When he backed out, Kierce stepped forward, slotted his fingers into the handle, and pulled without any hesitation. I wasn't sure if he trusted Farah or if he was that unafraid of pitting himself against Armie. An unwelcome flashback to Kierce, bleeding out and pierced with bone, flooded my memory, a reminder he could be hurt. That Armie was a threat, whether Kierce viewed him as such or not.
The door opened to reveal a box as large as a backyard storage building squatting inside of an otherwise empty room. The sides of the box were smooth and black, and energy radiated from the metal when we got closer. This, whatever this was, held Armie's secret. The rest of the space he had used as a buffer to prevent customers or employees from getting curious about it.

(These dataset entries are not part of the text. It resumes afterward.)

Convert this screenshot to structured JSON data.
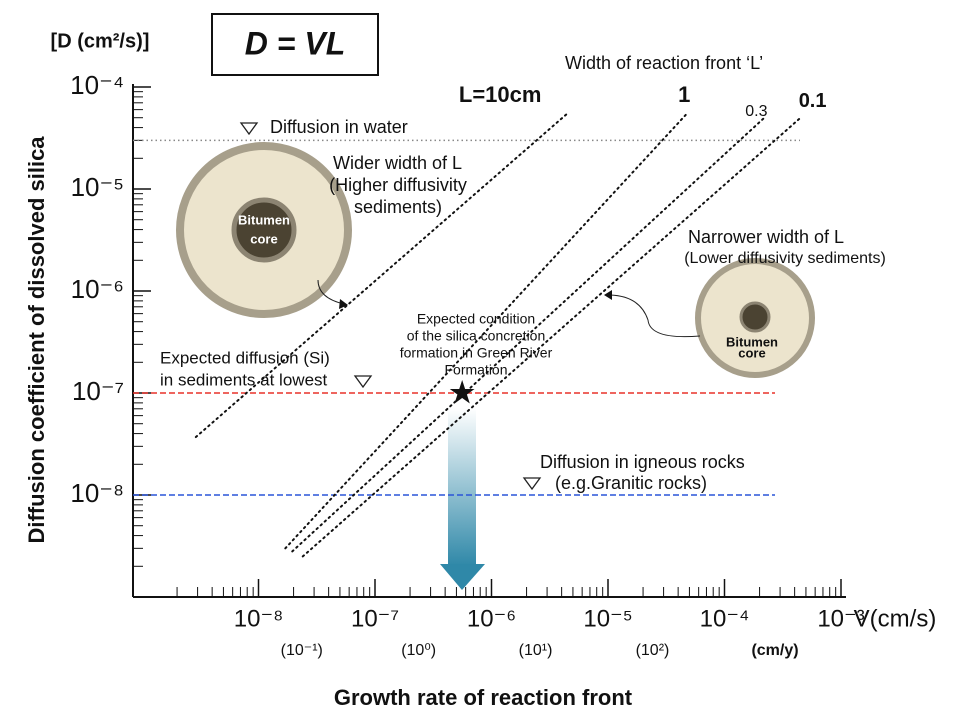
{
  "chart_data": {
    "type": "line",
    "title": "D = VL",
    "ylabel_top": "[D (cm²/s)]",
    "ylabel": "Diffusion coefficient of dissolved silica",
    "xunit": "V(cm/s)",
    "xlabel": "Growth rate of reaction front",
    "legend_title": "Width of reaction front ‘L’",
    "log_x": true,
    "log_y": true,
    "minor_ticks": true,
    "xlim": [
      1e-09,
      0.001
    ],
    "xticks": [
      {
        "value": 1e-08,
        "label": "10⁻⁸"
      },
      {
        "value": 1e-07,
        "label": "10⁻⁷"
      },
      {
        "value": 1e-06,
        "label": "10⁻⁶"
      },
      {
        "value": 1e-05,
        "label": "10⁻⁵"
      },
      {
        "value": 0.0001,
        "label": "10⁻⁴"
      },
      {
        "value": 0.001,
        "label": "10⁻³"
      }
    ],
    "ylim": [
      1e-09,
      0.0001
    ],
    "yticks": [
      {
        "value": 1e-08,
        "label": "10⁻⁸"
      },
      {
        "value": 1e-07,
        "label": "10⁻⁷"
      },
      {
        "value": 1e-06,
        "label": "10⁻⁶"
      },
      {
        "value": 1e-05,
        "label": "10⁻⁵"
      },
      {
        "value": 0.0001,
        "label": "10⁻⁴"
      }
    ],
    "x2label": "(cm/y)",
    "x2lim": [
      0.0043,
      4100
    ],
    "x2ticks": [
      {
        "value": 0.1,
        "label": "(10⁻¹)"
      },
      {
        "value": 1,
        "label": "(10⁰)"
      },
      {
        "value": 10,
        "label": "(10¹)"
      },
      {
        "value": 100,
        "label": "(10²)"
      }
    ],
    "series": [
      {
        "name": "L=10cm",
        "color": "#111111",
        "x": [
          2.9e-09,
          4.4e-06
        ],
        "values": [
          3.7e-08,
          5.4e-05
        ]
      },
      {
        "name": "1",
        "color": "#111111",
        "x": [
          1.7e-08,
          4.7e-05
        ],
        "values": [
          3e-09,
          5.4e-05
        ]
      },
      {
        "name": "0.3",
        "color": "#111111",
        "x": [
          1.95e-08,
          0.00022
        ],
        "values": [
          2.8e-09,
          5e-05
        ]
      },
      {
        "name": "0.1",
        "color": "#111111",
        "x": [
          2.4e-08,
          0.00045
        ],
        "values": [
          2.5e-09,
          5e-05
        ]
      }
    ],
    "hlines": [
      {
        "value": 3e-05,
        "color": "#888888",
        "style": "dotted"
      },
      {
        "value": 1e-07,
        "color": "#e8322a",
        "style": "dashed"
      },
      {
        "value": 1e-08,
        "color": "#2a55d8",
        "style": "dashed"
      }
    ],
    "marker": {
      "x": 5.6e-07,
      "value": 1e-07
    },
    "annotations": [
      {
        "lines": [
          "Diffusion in water"
        ]
      },
      {
        "lines": [
          "Wider width of L",
          "(Higher diffusivity",
          "sediments)"
        ]
      },
      {
        "lines": [
          "Narrower width of L",
          "(Lower diffusivity sediments)"
        ]
      },
      {
        "lines": [
          "Expected condition",
          "of the silica concretion",
          "formation in Green River",
          "Formation"
        ]
      },
      {
        "lines": [
          "Expected diffusion (Si)",
          "in sediments at lowest"
        ]
      },
      {
        "lines": [
          "Diffusion in igneous rocks",
          "(e.g.Granitic rocks)"
        ]
      },
      {
        "lines": [
          "Bitumen",
          "core"
        ]
      },
      {
        "lines": [
          "Bitumen",
          "core"
        ]
      }
    ]
  }
}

"What do you think it is?" Farah tucked herself close to me. "Do you think Audrey could be in there?"
"Without knowing what it is, I can't say one way or the other." I circled it, searching for a way in, but Kierce stepped up and punched his fist through the metal before I could flinch. "For the love of?—"
Magic blasted through the room, knocking me into the wall and Farah right through it.
Kierce, however, stood firm as he wrenched his hand back, and the low-level hum in the room slid away.
Wobbly from the percussive blast, I decided to lean against the wall for a while longer.
"A heads-up would have been nice." I massaged away the ache. "Sheesh. That really rang my bell."
Bash appeared as I tipped my head against the wall, spotted me, and edged past Kierce to reach me.
"What was that?" He gripped my shoulders. "Are you okay?"
"Kierce broke the ward." I let him hold me steady. "The blowback caught me off-guard."
A static crackle lifted the hairs on my nape, and I peered around Bash to find Kierce staring at us through eyes gone electric. An alien creature, perhaps the vastness Bash had warned me of, peered out of his eyes for the span of a heartbeat before a somber gray, as foggy as graveyard mist, rolled across them.
"Frankie," he whispered, foreign magic clinging to his voice.
"I'm good." I extricated myself from Bash, unsure what I was seeing. "You okay there?"
"We tripped an alarm." He blinked away the distance in his gaze. "I had no time to warn you. I had to act or risk the repercussions." Muscle flickered in his jaw. "I don't think you would have survived them."
"Ah." I rubbed the base of my skull. "That explains it."
Smoke billowed from the cube, proving it was disarmed, for which I was grateful.
Kierce turned his back on it, ignoring the contents, and stopped with his shoes bumping mine.
"I would never harm you on purpose." He searched my face. "I apologize for my carelessness."
Over his shoulder, I watched as white flickered across Bash's vision in cool bursts.
"I would rather be alive with a headache than dead with a warning any day of the week."
"Guys?" Farah drew our attention to the cube. "What is all this?"
After patting Kierce's chest, I slipped around him to investigate. "You've got to be kidding me."
Monitors glowed softly, each screen showing a different area from within the restaurant.
But that wasn't what caught my eye and held it. No. That would be the feeds revealing three very familiar apartments. From the inside. As well as a shot of the exterior of The Body Shop.
Knees weak, I sank onto the floor, watching as the screens flickered to even more angles.
"All this time." I trembled, not with fear but with rage. "He was watching us."
Our friendship had afforded him the access and opportunity. He must have laughed when I asked him to recommend a contractor to wire cameras for the exterior of The Body Shop when he had covered it in them. Unless he viewed that moment as his chance to embed himself deeper, but I got the sick feeling he had already been peeking through our windows by then.
How much had he seen? Had he bugged the apartments too? How long had he been spying on us?
And how was I ever going to tell Josie?